En piégeant les tabloids, Chris Atkins a voulu voir « jusqu'où ils étaient prêts à aller ». Assez loin, comme le montrent les séquences tournées en caméra cachée.

Starsuckers (DR)

Cliquez sur l'image pour voir les extraits sur le site du Guardian

Le piège : une amie de Chris Atkins travaillant dans une clinique de chirurgie
esthétique lui aurait fourni des documents sur les opérations subies
par des stars comme Hugh Grant ou Ricky Gervais, vedette de la série « The Office ».

Trois tabloids ont été immédiatement séduits par ce faux scoop : News of the World (qui tire à plus de 3 millions d'exemplaires), le Sunday Mirror (1,2 million d'exemplaires) et The People (580 000 exemplaires).

Chris Atkins s'est vu proposer 3 000 livres (3 245 euros) pour chaque scoop, et jusqu'à 80 000 livres (86 500 euros) s'ils permettaient de publier une série d'articles sur plusieurs jours. Et qu'importe si la publication de renseignements médicaux est formellement interdite par la Press Complaints Commission, l'organisme professionnel chargé de veiller au respect de l'éthique.

Chris Atkins ne s'est pas arrêté là. Il a aussi contacté plusieurs rédactions pour leur fournir des infos inventées de toutes pièces et parfois farfelues, comme l'incendie des cheveux d'Amy Winehouse. Des tuyaux rémunérés 600 livres (650 euros), et repris un peu partout dans la presse et sur le web.

Ceci dit, les journaliste appâtés par les faux scoops sur la clinique de chirurgie esthétique ont demandé à Chris Atkins de se procurer le registre de l'établissement et les rapports médicaux, sans doute pour vérifier leurs informations. Comme quoi un peu de conscience professionnelle surnage encore dans leur caniveau.

4 commentaires sélectionnés

Portrait de Mister Massacre

De Mister Massacre

._. | 11H53 | 16/10/2009 | Permalien

Quand on donne au public ce qu'il demande (le Sun est numero 1 en Angleterre) on se retrouve dans le caniveau.
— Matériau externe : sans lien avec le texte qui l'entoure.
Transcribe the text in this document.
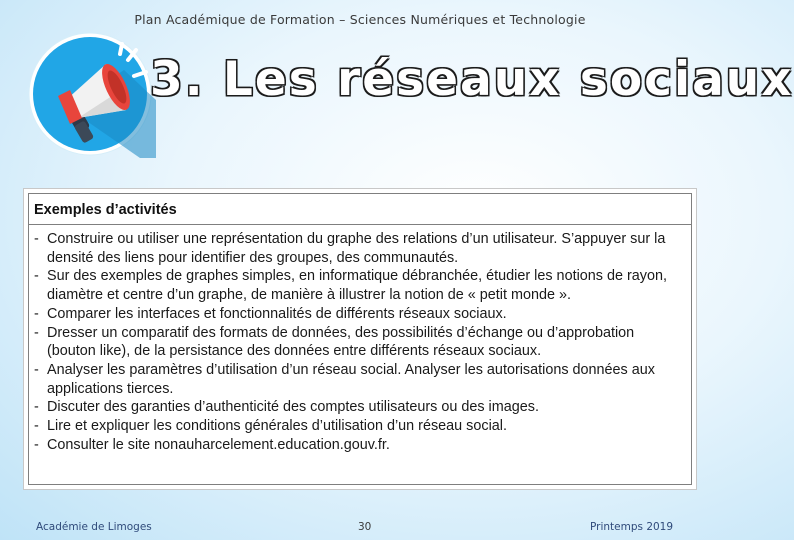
Plan Académique de Formation – Sciences Numériques et Technologie
3. Les réseaux sociaux
Exemples d’activités
- Construire ou utiliser une représentation du graphe des relations d’un utilisateur. S’appuyer sur la densité des liens pour identifier des groupes, des communautés.
- Sur des exemples de graphes simples, en informatique débranchée, étudier les notions de rayon, diamètre et centre d’un graphe, de manière à illustrer la notion de « petit monde ».
- Comparer les interfaces et fonctionnalités de différents réseaux sociaux.
- Dresser un comparatif des formats de données, des possibilités d’échange ou d’approbation (bouton like), de la persistance des données entre différents réseaux sociaux.
- Analyser les paramètres d’utilisation d’un réseau social. Analyser les autorisations données aux applications tierces.
- Discuter des garanties d’authenticité des comptes utilisateurs ou des images.
- Lire et expliquer les conditions générales d’utilisation d’un réseau social.
- Consulter le site nonauharcelement.education.gouv.fr.
Académie de Limoges	30	Printemps 2019
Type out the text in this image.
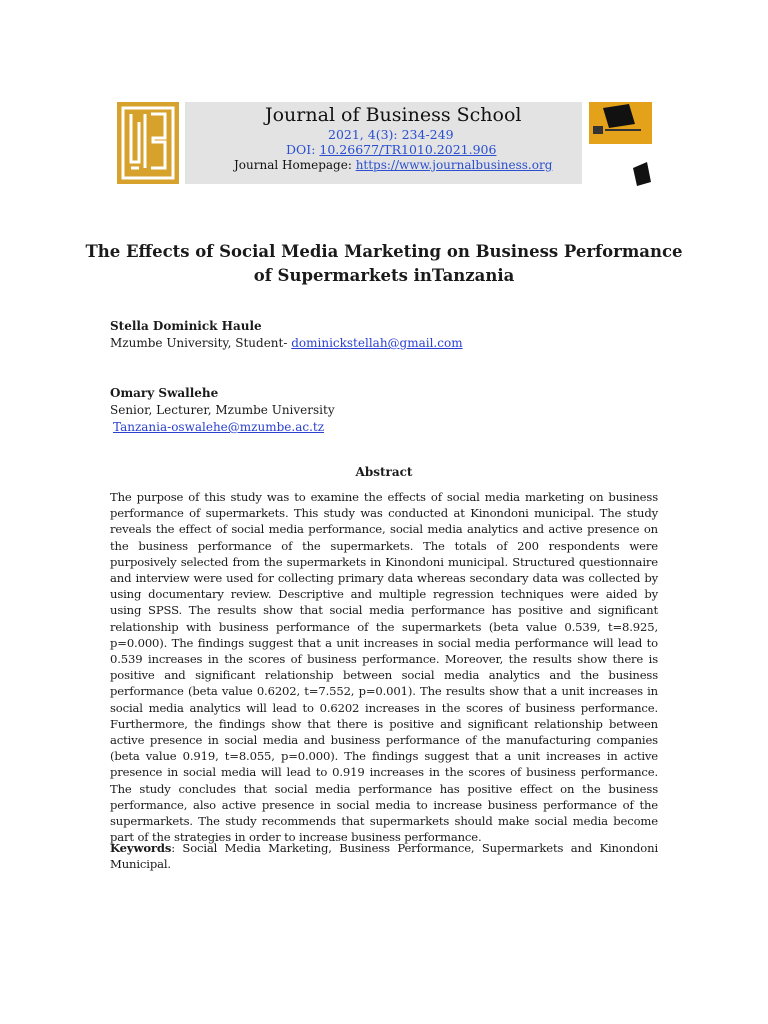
Journal of Business School
2021, 4(3): 234-249
DOI: 10.26677/TR1010.2021.906
Journal Homepage: https://www.journalbusiness.org
The Effects of Social Media Marketing on Business Performance
of Supermarkets inTanzania
Stella Dominick Haule
Mzumbe University, Student- dominickstellah@gmail.com
Omary Swallehe
Senior, Lecturer, Mzumbe University
Tanzania-oswalehe@mzumbe.ac.tz
Abstract
The purpose of this study was to examine the effects of social media marketing on business performance of supermarkets. This study was conducted at Kinondoni municipal. The study reveals the effect of social media performance, social media analytics and active presence on the business performance of the supermarkets. The totals of 200 respondents were purposively selected from the supermarkets in Kinondoni municipal. Structured questionnaire and interview were used for collecting primary data whereas secondary data was collected by using documentary review. Descriptive and multiple regression techniques were aided by using SPSS. The results show that social media performance has positive and significant relationship with business performance of the supermarkets (beta value 0.539, t=8.925, p=0.000). The findings suggest that a unit increases in social media performance will lead to 0.539 increases in the scores of business performance. Moreover, the results show there is positive and significant relationship between social media analytics and the business performance (beta value 0.6202, t=7.552, p=0.001). The results show that a unit increases in social media analytics will lead to 0.6202 increases in the scores of business performance. Furthermore, the findings show that there is positive and significant relationship between active presence in social media and business performance of the manufacturing companies (beta value 0.919, t=8.055, p=0.000). The findings suggest that a unit increases in active presence in social media will lead to 0.919 increases in the scores of business performance. The study concludes that social media performance has positive effect on the business performance, also active presence in social media to increase business performance of the supermarkets. The study recommends that supermarkets should make social media become part of the strategies in order to increase business performance.
Keywords: Social Media Marketing, Business Performance, Supermarkets and Kinondoni Municipal.
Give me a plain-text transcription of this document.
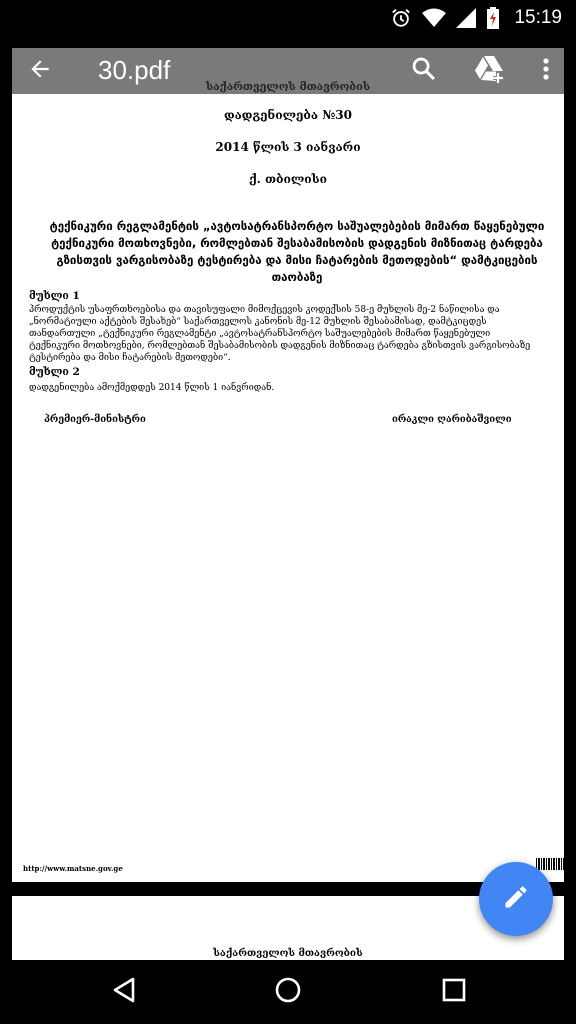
15:19
30.pdf
საქართველოს მთავრობის
დადგენილება №30
2014 წლის 3 იანვარი
ქ. თბილისი
ტექნიკური რეგლამენტის „ავტოსატრანსპორტო საშუალებების მიმართ წაყენებული
ტექნიკური მოთხოვნები, რომლებთან შესაბამისობის დადგენის მიზნითაც ტარდება
გზისთვის ვარგისობაზე ტესტირება და მისი ჩატარების მეთოდების“ დამტკიცების
თაობაზე
მუხლი 1
პროდუქტის უსაფრთხოებისა და თავისუფალი მიმოქცევის კოდექსის 58-ე მუხლის მე-2 ნაწილისა და
„ნორმატიული აქტების შესახებ“ საქართველოს კანონის მე-12 მუხლის შესაბამისად, დამტკიცდეს
თანდართული „ტექნიკური რეგლამენტი „ავტოსატრანსპორტო საშუალებების მიმართ წაყენებული
ტექნიკური მოთხოვნები, რომლებთან შესაბამისობის დადგენის მიზნითაც ტარდება გზისთვის ვარგისობაზე
ტესტირება და მისი ჩატარების მეთოდები“.
მუხლი 2
დადგენილება ამოქმედდეს 2014 წლის 1 იანვრიდან.
პრემიერ-მინისტრი	ირაკლი ღარიბაშვილი
http://www.matsne.gov.ge
საქართველოს მთავრობის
Triste mais il n'y a pas vraiment de « solution » a probleme issu de la nature humaine.

Portrait de Gom

De Gom

12H03 | 16/10/2009 | Permalien

 ». Comme quoi un peu de conscience professionnelle surnage encore dans leur caniveau. »

A peine, il y en a tout de même un des trois, qui dit, sauf erreur, qu'ils essaient autant que possible de publier les documents, comme quoi même sans ça.

Mais bon ça n'étonne personne.

Cela dit j'aimerai bien savoir ce qu'en pense les 3 journalistes interviewés qui sont reconnaissables par tout le monde : D

Portrait de Simple-Mind

De Simple-Mind

vivant | 13H22 | 16/10/2009 | Permalien

non
je ne sais pas « comme vous » et je suis en total désaccord avec votre vision élitiste
on peut parfaitement lire « capital » et « voici » ce n'est pas incompatible
tout comme on peut regarder un match de foot et une émission littéraire

ne vous arrive t il jamais de manger dans un fast food ?

votre monde serait si étroit qu'il ne laisse aucune place à la légèreté ?

Portrait de François Krug

De François Krug (auteur)

Eco89 | 14H02 | 16/10/2009 | Permalien

La direction de News of the World a répondu au Guardian que leur journaliste a suivi la procédure habituelle et respecté les règles fixées par la commission d'éthique de la presse (Press Complaints Commission)… Les autres journaux n'ont pas répondu au Guardian. Il faut aussi noter que le réalisateur avait contacté un autre tabloid, le Sunday Express, qui n'a pas souhaité le rencontrer… justement, en expliquant que la commission d'éthique interdisait ce genre de choses.